17 Jun 2002 raph   » (Master)

Fitz replies

kai: I'm unaware of the node design in OpenGL display lists, but they sound interesting. The OpenGL folks seem quite performance oriented. Do you by chance have a good reference?

For normal horizontally placed text, the default will be 1/4 pixel horizontally, and a whole pixel in the vertical direction. These defaults are based on fairly careful empirical study. 1/4 pixel horizontal positioning is nearly indistinguishable in quality from ultraprecise positioning, while 1/2 pixel is not quite enough. Vertically, alignment with the baseline helps rendering quality. The only real downside is that line spacing may become slightly irregular. I doubt this will be much of a problem in practice, though.
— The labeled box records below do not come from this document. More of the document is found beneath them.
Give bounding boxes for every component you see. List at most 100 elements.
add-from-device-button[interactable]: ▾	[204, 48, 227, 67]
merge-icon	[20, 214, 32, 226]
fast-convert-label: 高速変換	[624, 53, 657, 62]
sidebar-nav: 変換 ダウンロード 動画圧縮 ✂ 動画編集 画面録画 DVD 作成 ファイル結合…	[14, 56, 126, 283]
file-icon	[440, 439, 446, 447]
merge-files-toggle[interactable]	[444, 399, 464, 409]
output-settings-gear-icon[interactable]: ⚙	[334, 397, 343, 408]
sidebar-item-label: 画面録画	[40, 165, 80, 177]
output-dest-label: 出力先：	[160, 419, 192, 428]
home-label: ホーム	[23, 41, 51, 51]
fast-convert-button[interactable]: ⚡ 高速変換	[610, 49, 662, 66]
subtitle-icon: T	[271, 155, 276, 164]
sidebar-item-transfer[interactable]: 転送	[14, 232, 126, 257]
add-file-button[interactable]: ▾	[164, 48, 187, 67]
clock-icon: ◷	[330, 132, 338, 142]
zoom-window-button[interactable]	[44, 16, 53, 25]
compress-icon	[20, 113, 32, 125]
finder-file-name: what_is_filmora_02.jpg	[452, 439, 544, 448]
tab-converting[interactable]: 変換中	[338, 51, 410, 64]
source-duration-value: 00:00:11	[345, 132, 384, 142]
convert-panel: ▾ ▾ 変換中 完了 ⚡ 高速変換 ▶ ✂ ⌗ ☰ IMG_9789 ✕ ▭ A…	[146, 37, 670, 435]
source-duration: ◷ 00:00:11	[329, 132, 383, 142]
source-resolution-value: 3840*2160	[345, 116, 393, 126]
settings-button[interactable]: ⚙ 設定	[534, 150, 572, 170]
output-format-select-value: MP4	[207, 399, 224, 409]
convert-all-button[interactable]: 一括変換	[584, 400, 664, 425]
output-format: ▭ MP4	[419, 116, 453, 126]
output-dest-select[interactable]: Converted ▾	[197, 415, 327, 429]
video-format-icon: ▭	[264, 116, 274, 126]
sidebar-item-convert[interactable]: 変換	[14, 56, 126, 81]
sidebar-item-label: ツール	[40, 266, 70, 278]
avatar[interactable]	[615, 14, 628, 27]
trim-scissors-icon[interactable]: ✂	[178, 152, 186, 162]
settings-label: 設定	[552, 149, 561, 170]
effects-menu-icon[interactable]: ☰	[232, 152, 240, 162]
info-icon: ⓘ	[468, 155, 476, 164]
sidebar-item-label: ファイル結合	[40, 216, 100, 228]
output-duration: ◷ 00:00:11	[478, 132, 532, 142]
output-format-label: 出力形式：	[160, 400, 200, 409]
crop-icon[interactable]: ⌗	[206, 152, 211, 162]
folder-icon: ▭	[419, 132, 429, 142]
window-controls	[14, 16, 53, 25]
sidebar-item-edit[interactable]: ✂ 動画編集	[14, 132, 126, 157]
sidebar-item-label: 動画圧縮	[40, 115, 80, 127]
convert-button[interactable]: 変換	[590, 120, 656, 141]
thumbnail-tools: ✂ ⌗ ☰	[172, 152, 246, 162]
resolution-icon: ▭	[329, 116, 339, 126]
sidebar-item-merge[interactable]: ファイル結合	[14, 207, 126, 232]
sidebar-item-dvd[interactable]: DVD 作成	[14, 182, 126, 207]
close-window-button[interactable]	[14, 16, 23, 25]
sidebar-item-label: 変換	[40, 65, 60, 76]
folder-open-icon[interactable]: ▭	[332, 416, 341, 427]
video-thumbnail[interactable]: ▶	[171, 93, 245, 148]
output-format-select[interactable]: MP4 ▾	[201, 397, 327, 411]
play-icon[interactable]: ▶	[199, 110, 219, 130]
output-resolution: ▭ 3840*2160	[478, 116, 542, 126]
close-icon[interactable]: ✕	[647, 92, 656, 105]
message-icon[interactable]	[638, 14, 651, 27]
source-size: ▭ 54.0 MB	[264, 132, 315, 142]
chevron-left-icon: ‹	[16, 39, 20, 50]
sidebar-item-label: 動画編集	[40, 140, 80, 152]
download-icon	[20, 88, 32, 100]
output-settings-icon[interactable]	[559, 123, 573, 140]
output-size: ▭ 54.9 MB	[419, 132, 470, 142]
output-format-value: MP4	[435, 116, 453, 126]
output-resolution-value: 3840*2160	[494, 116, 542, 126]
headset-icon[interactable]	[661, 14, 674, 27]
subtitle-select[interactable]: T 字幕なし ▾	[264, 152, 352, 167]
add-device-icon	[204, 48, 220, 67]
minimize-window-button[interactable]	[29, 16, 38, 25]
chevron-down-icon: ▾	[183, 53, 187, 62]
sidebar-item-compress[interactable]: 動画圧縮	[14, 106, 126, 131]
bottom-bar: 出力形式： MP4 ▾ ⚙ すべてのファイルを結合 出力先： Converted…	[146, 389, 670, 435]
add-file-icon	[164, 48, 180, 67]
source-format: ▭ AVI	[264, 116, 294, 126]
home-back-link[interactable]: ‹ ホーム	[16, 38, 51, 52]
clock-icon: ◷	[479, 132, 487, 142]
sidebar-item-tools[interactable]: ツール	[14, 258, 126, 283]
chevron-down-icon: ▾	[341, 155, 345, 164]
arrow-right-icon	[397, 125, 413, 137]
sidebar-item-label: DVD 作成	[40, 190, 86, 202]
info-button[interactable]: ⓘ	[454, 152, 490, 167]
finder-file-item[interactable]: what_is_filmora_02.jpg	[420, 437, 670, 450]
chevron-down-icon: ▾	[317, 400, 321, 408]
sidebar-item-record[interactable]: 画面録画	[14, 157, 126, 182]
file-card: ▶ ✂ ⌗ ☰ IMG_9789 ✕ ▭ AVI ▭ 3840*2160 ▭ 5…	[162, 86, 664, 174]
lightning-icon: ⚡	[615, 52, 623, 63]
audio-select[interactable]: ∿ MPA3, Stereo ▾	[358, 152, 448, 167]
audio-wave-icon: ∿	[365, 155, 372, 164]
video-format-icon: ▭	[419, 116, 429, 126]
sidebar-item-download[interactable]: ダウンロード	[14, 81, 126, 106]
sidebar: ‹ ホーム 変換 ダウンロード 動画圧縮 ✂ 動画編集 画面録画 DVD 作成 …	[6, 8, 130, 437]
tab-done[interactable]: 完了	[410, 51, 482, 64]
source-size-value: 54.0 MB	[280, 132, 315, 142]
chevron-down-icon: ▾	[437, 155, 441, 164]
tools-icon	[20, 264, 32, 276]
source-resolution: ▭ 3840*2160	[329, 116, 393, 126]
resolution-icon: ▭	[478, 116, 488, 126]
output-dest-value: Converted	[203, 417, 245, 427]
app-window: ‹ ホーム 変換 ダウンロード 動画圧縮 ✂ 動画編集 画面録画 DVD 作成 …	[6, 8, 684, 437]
For vertically oriented text, I'll probably just switch the axes, but I'm not sure, as I haven't done any kind of careful study.

Finally, for rotated text (not aligned with either axis), I'll turn off caching altogether, because the hit rate is likely to be low.

As for progressive rendering, it's not high on my list of interests. I don't expect that the difference in performance between low quality and high quality modes will be enough to justify the complexity. And, as you suggest, it becomes less interesting as systems get faster.

mslicker writes: raph, I have to ask, what problem are you trying to solve?

This is absolutely the right question. I haven't written it down explicitly, and for that I apologize. The top-level problem is rendering a 2D graphics images provided by the client. At first, the main client will be Ghostscript, so the images will be PostScript and PDF files, but I expect interactive applications will use the library as well.

Then, there are several subgoals. Performance is critical. Memory utilization is also very important in some applications (especially embedded printers, which have very limited hardware). Even on desktops, using less memory is usually a big win, because of memory hierarchy effects. Quality of rendering is critical, but doesn't directly affect the tree API.

Given these constraints, I'd also like the client API to be clean and simple, even when the implementation does sophisticated things under the hood. I want to do a extensive unit and regression testing, and I feel that Python is a good language for these, so Python bindings are also important.

So why am I arriving at a general tree infrastructure? For one, the imaging model includes PDF 1.4 transparency, which has a very strong tree structure. Optimized rendering requires analysis of the tree. The painter's algorithm won't work as well.

And the simplest tree implementation, one in-memory object per node, is far too expensive in memory utilization when the tree is very large, or the available memory is limited. Thus, it's important to store the tree in a concise format, competitive with Ghostscript's existing "command list" at the least. I can easily envision multiple tree implementations tuned for different tasks. The simple, in-memory one will be implemented first anyway, because of its simplicity. I am not a fan of gratuitous virtualization, but when you have two different implementations of the same conceptual interfact, it's often a good idea.

At this point, I'm exploring the design space. This exploration is informed by thinking about more general problems, lots of them from my DOM experience. When a general approach is good, I'll use it. However, when generality forces unpleasant tradeoffs, within Fitz it will be a casualty. I am spending time thinking about more general trees so I know which is which.

I haven't written up Fitz in any real detail yet. In some ways, it's unfair to be blogging it, because you see the raw thinking without needed context. When I get to start work on Fitz in earnest, I will do much writing, and it will all be very accessible. But I have to concentrate on several hard problems for the upcoming Ghostscript 8.0 release first.